Literally, hundreds of millions of these things get sent out at practically no cost to the sender. If even a fraction of a percentage reply, it means a bonanza for the thief.

From what I've been able to tell, they mostly come from countries of the former Soviet Union and the perpetrators are impossible to track down. The remains of the Soviet Empire have turned into a Kleptocracy.

At 8/30/2005 7:42 AM, Blogger Always On Watch said...

And a worm (I can't remember which one) was traced to Turkey and to Morocco. Other hackings have been traced to China.

One of the phishing scams that came my way used Japanese.

At 8/30/2005 9:45 PM, Blogger Warren said...

I advise the use of a double acting firewall which not only blocks unwanted incoming probes but also blocks unauthorized "programs" from sending out information.

The worms operate in a different way than phishing attacks, collecting information directly from your computer. Addresses, account numbers, credit card information, social security numbers, passwords, are all gathered then sent to be collected and used.

The safest thing to do is to refrain from storing sensitive information on a computer.

Other things:
If you use a broadband connection and do not have a firewall, your computer is almost certainly infected with some type of problem.

Get a firewall!

If you use Microsoft Windows 95, 98, ME or XP. (I usually use a version of Linux but I do occasionally use ME)

Microsoft's "free" firewall is a piece of junk and if you use the freeware version of Zone Alarm, you, (and your friends), will be infinitely better off.

Do not attempt to run two different software Firewalls on the same computer. The programs will conflict.

You can, however, run your computer behind a hub router with a built in firewall and firewall software on your computer. (That's what I do).

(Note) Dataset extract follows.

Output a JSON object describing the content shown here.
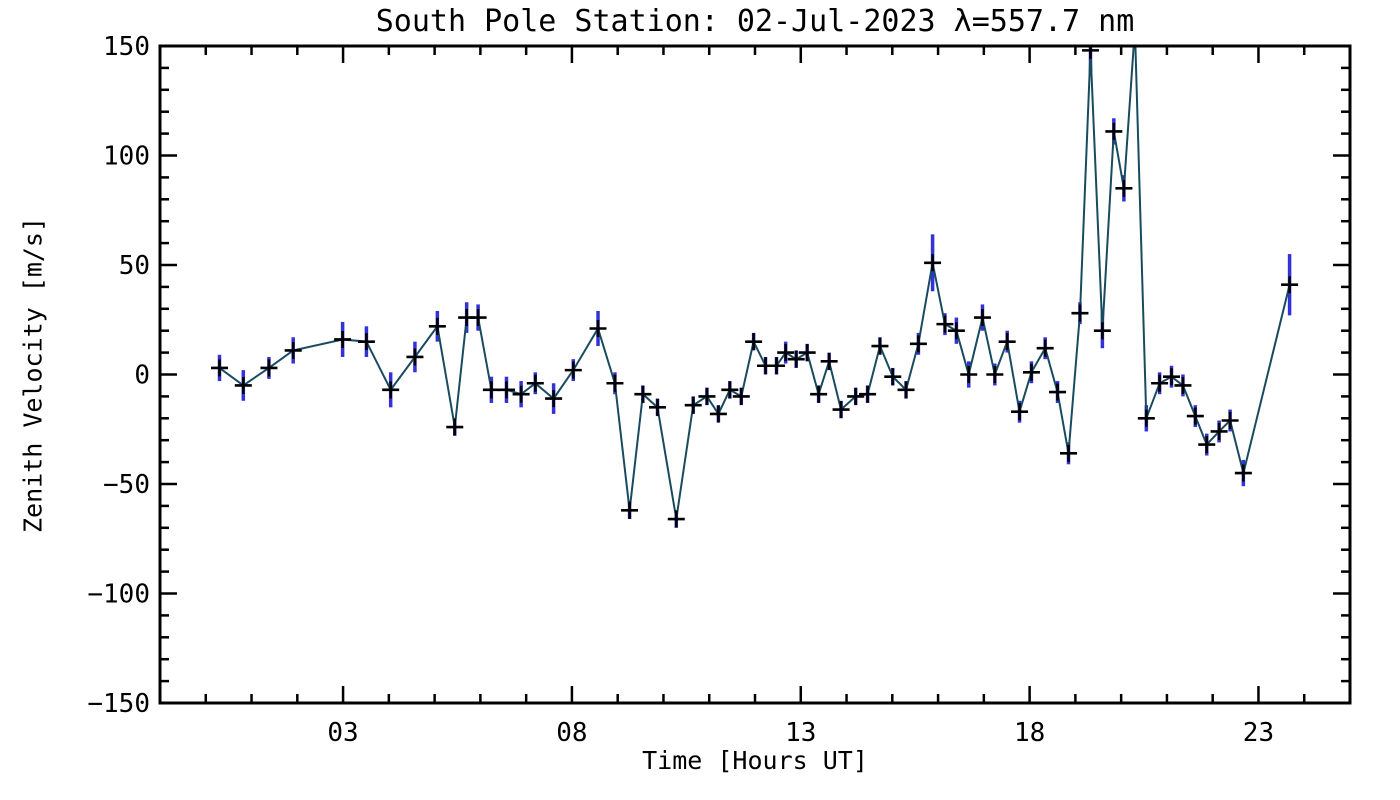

Essentially my computer is invisible to probing attacks.

Do not leave your computer on all the time, shut it down if you do not intend to use it. The likelihood of your computer being corrupted by a "worm" is dramatically lessened just by shortening the period of time it is subjected to such attacks.

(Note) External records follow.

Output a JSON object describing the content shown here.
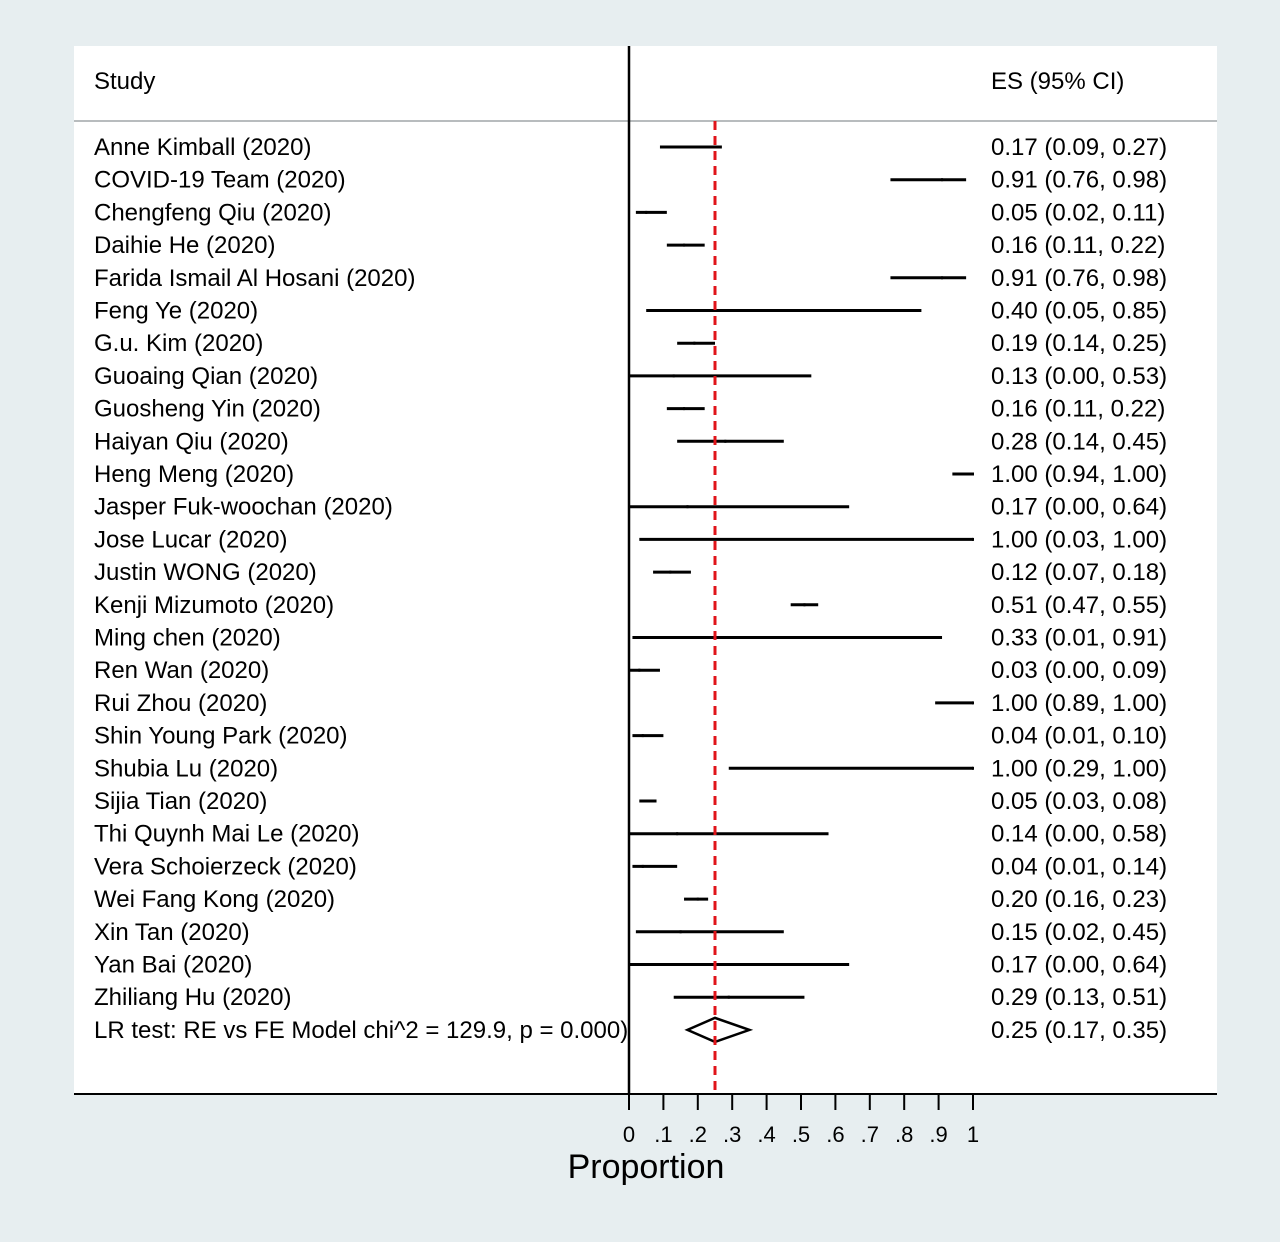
{
  "chart_data": {
    "type": "forest",
    "header": {
      "study": "Study",
      "es": "ES (95% CI)"
    },
    "xlabel": "Proportion",
    "xlim": [
      0,
      1
    ],
    "ticks": [
      {
        "value": 0,
        "label": "0"
      },
      {
        "value": 0.1,
        "label": ".1"
      },
      {
        "value": 0.2,
        "label": ".2"
      },
      {
        "value": 0.3,
        "label": ".3"
      },
      {
        "value": 0.4,
        "label": ".4"
      },
      {
        "value": 0.5,
        "label": ".5"
      },
      {
        "value": 0.6,
        "label": ".6"
      },
      {
        "value": 0.7,
        "label": ".7"
      },
      {
        "value": 0.8,
        "label": ".8"
      },
      {
        "value": 0.9,
        "label": ".9"
      },
      {
        "value": 1,
        "label": "1"
      }
    ],
    "reference_line": 0.25,
    "reference_color": "#e0141a",
    "studies": [
      {
        "name": "Anne Kimball (2020)",
        "es": 0.17,
        "lo": 0.09,
        "hi": 0.27,
        "label": "0.17 (0.09, 0.27)"
      },
      {
        "name": "COVID-19 Team (2020)",
        "es": 0.91,
        "lo": 0.76,
        "hi": 0.98,
        "label": "0.91 (0.76, 0.98)"
      },
      {
        "name": "Chengfeng Qiu (2020)",
        "es": 0.05,
        "lo": 0.02,
        "hi": 0.11,
        "label": "0.05 (0.02, 0.11)"
      },
      {
        "name": "Daihie He (2020)",
        "es": 0.16,
        "lo": 0.11,
        "hi": 0.22,
        "label": "0.16 (0.11, 0.22)"
      },
      {
        "name": "Farida Ismail Al Hosani (2020)",
        "es": 0.91,
        "lo": 0.76,
        "hi": 0.98,
        "label": "0.91 (0.76, 0.98)"
      },
      {
        "name": "Feng Ye (2020)",
        "es": 0.4,
        "lo": 0.05,
        "hi": 0.85,
        "label": "0.40 (0.05, 0.85)"
      },
      {
        "name": "G.u. Kim (2020)",
        "es": 0.19,
        "lo": 0.14,
        "hi": 0.25,
        "label": "0.19 (0.14, 0.25)"
      },
      {
        "name": "Guoaing Qian (2020)",
        "es": 0.13,
        "lo": 0.0,
        "hi": 0.53,
        "label": "0.13 (0.00, 0.53)"
      },
      {
        "name": "Guosheng Yin (2020)",
        "es": 0.16,
        "lo": 0.11,
        "hi": 0.22,
        "label": "0.16 (0.11, 0.22)"
      },
      {
        "name": "Haiyan Qiu (2020)",
        "es": 0.28,
        "lo": 0.14,
        "hi": 0.45,
        "label": "0.28 (0.14, 0.45)"
      },
      {
        "name": "Heng Meng (2020)",
        "es": 1.0,
        "lo": 0.94,
        "hi": 1.0,
        "label": "1.00 (0.94, 1.00)"
      },
      {
        "name": "Jasper Fuk-woochan (2020)",
        "es": 0.17,
        "lo": 0.0,
        "hi": 0.64,
        "label": "0.17 (0.00, 0.64)"
      },
      {
        "name": "Jose Lucar (2020)",
        "es": 1.0,
        "lo": 0.03,
        "hi": 1.0,
        "label": "1.00 (0.03, 1.00)"
      },
      {
        "name": "Justin WONG (2020)",
        "es": 0.12,
        "lo": 0.07,
        "hi": 0.18,
        "label": "0.12 (0.07, 0.18)"
      },
      {
        "name": "Kenji Mizumoto (2020)",
        "es": 0.51,
        "lo": 0.47,
        "hi": 0.55,
        "label": "0.51 (0.47, 0.55)"
      },
      {
        "name": "Ming chen (2020)",
        "es": 0.33,
        "lo": 0.01,
        "hi": 0.91,
        "label": "0.33 (0.01, 0.91)"
      },
      {
        "name": "Ren Wan (2020)",
        "es": 0.03,
        "lo": 0.0,
        "hi": 0.09,
        "label": "0.03 (0.00, 0.09)"
      },
      {
        "name": "Rui Zhou (2020)",
        "es": 1.0,
        "lo": 0.89,
        "hi": 1.0,
        "label": "1.00 (0.89, 1.00)"
      },
      {
        "name": "Shin Young Park (2020)",
        "es": 0.04,
        "lo": 0.01,
        "hi": 0.1,
        "label": "0.04 (0.01, 0.10)"
      },
      {
        "name": "Shubia Lu (2020)",
        "es": 1.0,
        "lo": 0.29,
        "hi": 1.0,
        "label": "1.00 (0.29, 1.00)"
      },
      {
        "name": "Sijia Tian (2020)",
        "es": 0.05,
        "lo": 0.03,
        "hi": 0.08,
        "label": "0.05 (0.03, 0.08)"
      },
      {
        "name": "Thi Quynh Mai Le (2020)",
        "es": 0.14,
        "lo": 0.0,
        "hi": 0.58,
        "label": "0.14 (0.00, 0.58)"
      },
      {
        "name": "Vera Schoierzeck (2020)",
        "es": 0.04,
        "lo": 0.01,
        "hi": 0.14,
        "label": "0.04 (0.01, 0.14)"
      },
      {
        "name": "Wei Fang Kong (2020)",
        "es": 0.2,
        "lo": 0.16,
        "hi": 0.23,
        "label": "0.20 (0.16, 0.23)"
      },
      {
        "name": "Xin Tan (2020)",
        "es": 0.15,
        "lo": 0.02,
        "hi": 0.45,
        "label": "0.15 (0.02, 0.45)"
      },
      {
        "name": "Yan Bai (2020)",
        "es": 0.17,
        "lo": 0.0,
        "hi": 0.64,
        "label": "0.17 (0.00, 0.64)"
      },
      {
        "name": "Zhiliang Hu (2020)",
        "es": 0.29,
        "lo": 0.13,
        "hi": 0.51,
        "label": "0.29 (0.13, 0.51)"
      }
    ],
    "overall": {
      "name": "LR test: RE vs FE Model chi^2 = 129.9, p = 0.000)",
      "es": 0.25,
      "lo": 0.17,
      "hi": 0.35,
      "label": "0.25 (0.17, 0.35)"
    },
    "colors": {
      "background": "#e7eef0",
      "panel": "#ffffff",
      "marks": "#000000",
      "header_rule": "#b8bcbe"
    }
  }
}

I saw one of the first phishing attacks about two years ago. A friend forwarded it to me. He didn't have an account at the bank in question and he wondered what was going on.

A pop up window would appear over the actual home page requesting your password and username. I traced the URL of the pop up and it returned a Ukrainian ISP. It required the phisher to actually "hack", the banks homepage.

At 8/30/2005 10:11 PM, Blogger Always On Watch said...

All good advice here. Thanks!

I learned about conflicting firewall-programs the hard way. Talk about slowing my PC to a snail's pace! One could grow old while waiting for the machine to boot.

A lot of people neglect to disconnect the machine. More good advice. If the machine is off and unplugged (I'm probably paranoid), the machine can't dial itself into an undesirable web site.

I'm still using primitive dial-up; nevertheless, I use a security program. I occasionally get notification that something was intercepted.